Son sorunu ele alayım.

Bir kere "tırnakların yazılışı mı" sorusu yerinde değil. Çift tırnak işareti, cümle içinde alıntıları göstermek için kullanılıyor. Tek tırnak ise çift tırnak içinde verilen alıntıların içinde yeniden tırnağa alınması gereken sözleri, ibareleri belirtmekte.

Ayrı mı yazılmalı birlikte mi konusuna iki türlü bakmak gerekiyor.

1) Kurala uyacaksak, yukarıda belirttiğim nedenle, TDK'ya bakılmalı:

http://www.tdk.gov.tr/index.php?option=com_content&view=article&id=221:Ayri-Yazilan-Birlesik-Kelimeler&catid=50:yazm-kurallar&Itemid=132

Ön yargı, TDK'ya göre ayrı yazılması gereken bir tamlama. Peşin hüküm karşılığı. Peşinhüküm diye bitişik yazmıyorsak, önyargı diye yazmak gerekmez.

2) Öte yandan konuya, bitişik veya ayrı yazılma sorunundan farklı ve ötede bakabiliriz:  

Türkçe ön ekler kullanan bir dil değil. Ama değişen koşullar, başka dillerden etkilenmeler ve oradan gelen bazı kavramların  karşılıklarının uydurulması gibi nedenlerle ön ekler kullanan sözcükler üretmişiz, üretiyoruz.
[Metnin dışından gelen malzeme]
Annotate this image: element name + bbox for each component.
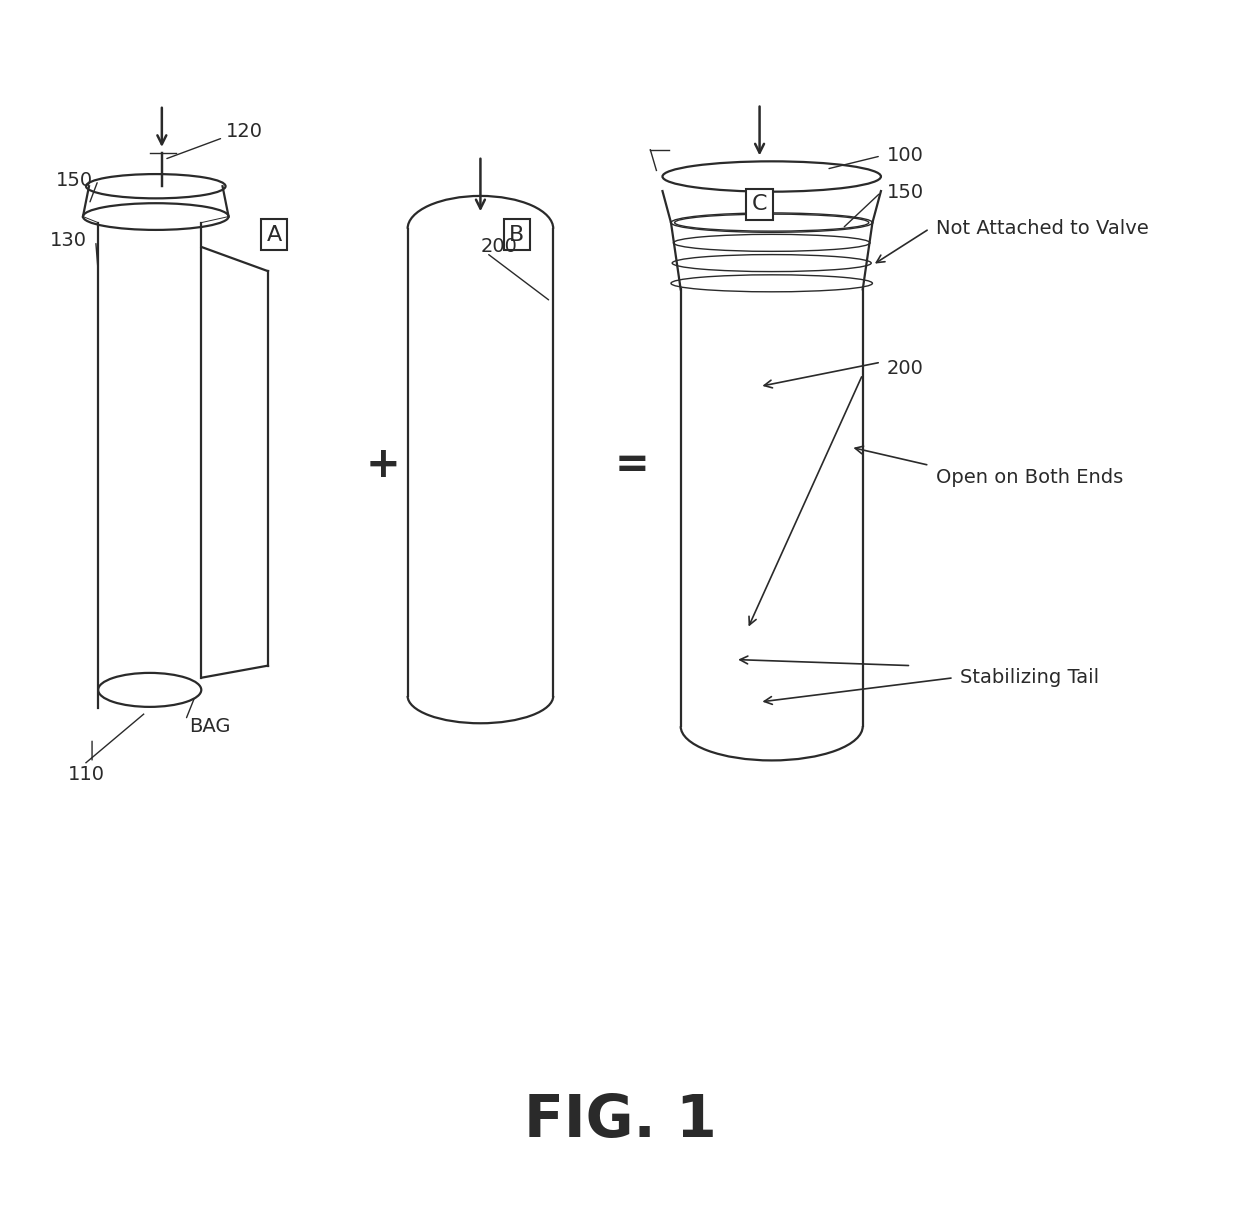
Text: 100: 100	[887, 147, 924, 165]
Text: BAG: BAG	[190, 717, 231, 736]
Text: 130: 130	[50, 231, 87, 251]
Text: 120: 120	[226, 122, 263, 141]
Text: 200: 200	[887, 359, 924, 378]
Text: C: C	[751, 194, 768, 214]
Text: 200: 200	[480, 237, 517, 257]
Text: =: =	[615, 445, 650, 486]
Text: B: B	[510, 225, 525, 244]
Text: 110: 110	[68, 765, 105, 785]
Text: +: +	[366, 445, 401, 486]
Text: Stabilizing Tail: Stabilizing Tail	[960, 668, 1099, 687]
Text: 150: 150	[56, 171, 93, 189]
Text: 150: 150	[887, 183, 924, 202]
Text: Not Attached to Valve: Not Attached to Valve	[935, 219, 1148, 238]
Text: Open on Both Ends: Open on Both Ends	[935, 468, 1122, 488]
Text: A: A	[267, 225, 281, 244]
Text: FIG. 1: FIG. 1	[523, 1092, 717, 1149]
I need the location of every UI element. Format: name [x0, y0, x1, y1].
Yetkili kurumun durup belki de ön eksizlik kuralını gözden geçirmesi iyi olur.
[Nijat Özön, Dil Derneği, Vural Sözer örneğin önyargı biçiminde, bitişik yazıyor!]

İyi bir sav gibi duruyor değil mi? Belki de değil. Çünkü önyargı mı ön yargı mı örneğine dönersek, önyargı belli ki prejudice sözcüğüne öykünen bir yazılış. Pre- karşılığı ön, dolayısıyla bitişik yazarız diye otomatiğe bağlamamalıyız sanki. Aynı nedenle çıktı herşey, şuan gibi bitişik yazma hastalıkları. Diyebilirsin ki herkes ne oluyor peki? 

Hehehe... Her farsça imiş dostum. Kes ise halk ağzında saman anlamına geliyor. Kısacası, Türkçe Anadolu gibi olmuş durumda. Gelenin geçenin, kalanın kalmayanın hesabı yok. Hesap da zaten öyle bir sözcük. 

Sizin özel duruma bakıp bitireyim: Madem iki ustanız var, bırakın kendi aralarında vuruşsunlar. Siz TDK'ya göre yazın. Tartışma çıkarsa, deyin ki, usta siz aranızda bir anlaşın ben size uyarım. Sanırım hangisi daha kıdemli veya sorumlu - yetkili ise, onun dediği olacaktır. 

Ne demişler, horozu çok olan köyde sabah geç olur.